Match Week decides which physicians stay in California – and which leave the state

March 11, 2024

This week is Match Week, when thousands of graduating medical students find out where they will continue their training as residents. On Match Day, Friday, March 15, hundreds of California students will learn whether they can stay and practice in California – or if they must leave the state for residency.

The National Resident Matching Program results come after graduating medical students have applied for the residency programs of their choice. Both the students and residency programs rank their preferences, with the results announced on the third Friday in March.

The California Medical Association (CMA) wants to hear from the medical students of California as you find out where you’ll be completing your training. Whatever your specialty and wherever you end up, we’d love to see your social media posts, using the hashtags #MatchDay2024 or #MatchedinCA. Make sure to tag @cmadocs so we can share and celebrate your accomplishments!
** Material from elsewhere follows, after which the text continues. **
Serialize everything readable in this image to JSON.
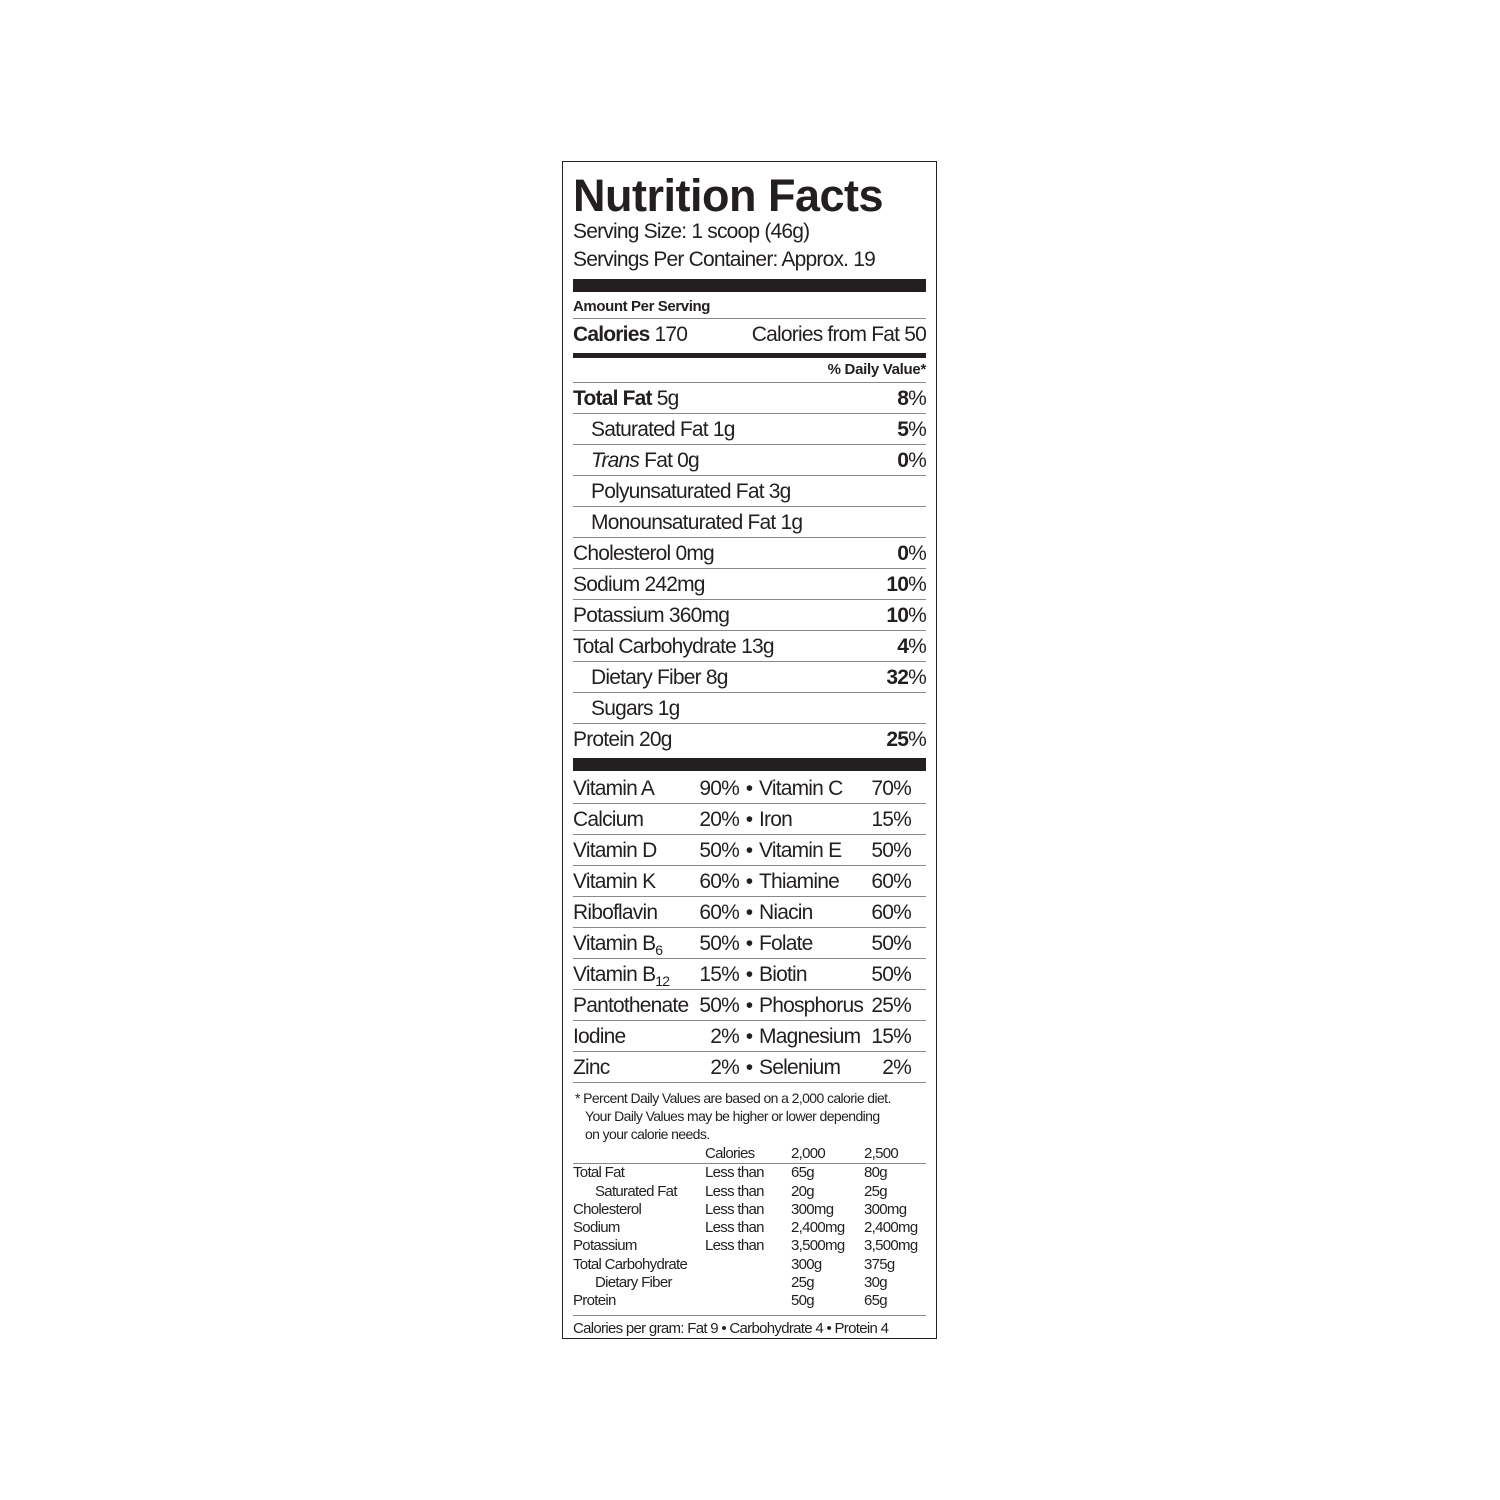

"Congratulations to all the dedicated medical students who will be matched with residency programs this week," said CMA President Tanya W. Spirtos, M.D. "Match Day represents the culmination of years of hard work and sacrifice, as medical students finally discover where they will begin their careers as resident physicians. California loses some of our newest physicians every year due to a shortage of residency slots. That's why we are working tirelessly through Physicians for a Healthy California to expand residency programs and train more physicians to care for Californians."

Because of funding constraints, California – where significant areas of the state already face physician shortages, especially in primary care – lacks enough primary care residency opportunities for graduating medical students. This means that scores of well-qualified new physicians who would like to train here instead must leave the state because there are not enough training positions to accommodate them.

The California Future Health Workforce Commission estimates that California will have a shortfall of 4,100 primary care physicians by 2030, when the  demand for primary care clinicians in California is projected to exceed supply by 12 to 17%. CMA’s foundation—Physicians for a Healthy California (PHC)—in partnership with the University of California, established the CalMedForce grant program to help address California’s physician shortage by supporting the residency programs where medical school graduates must continue training to obtain a medical license and care for patients independently.

To date, PHC has awarded more than $226 million in CalMedForce grants across the state to support medical training and residency programs and help grow the physician workforce.

CalMedForce is funded by the voter-approved Proposition 56 tobacco tax of 2016 and administered by PHC, and supports hundreds of residency positions across the state, with an emphasis on those serving medically underserved groups and communities.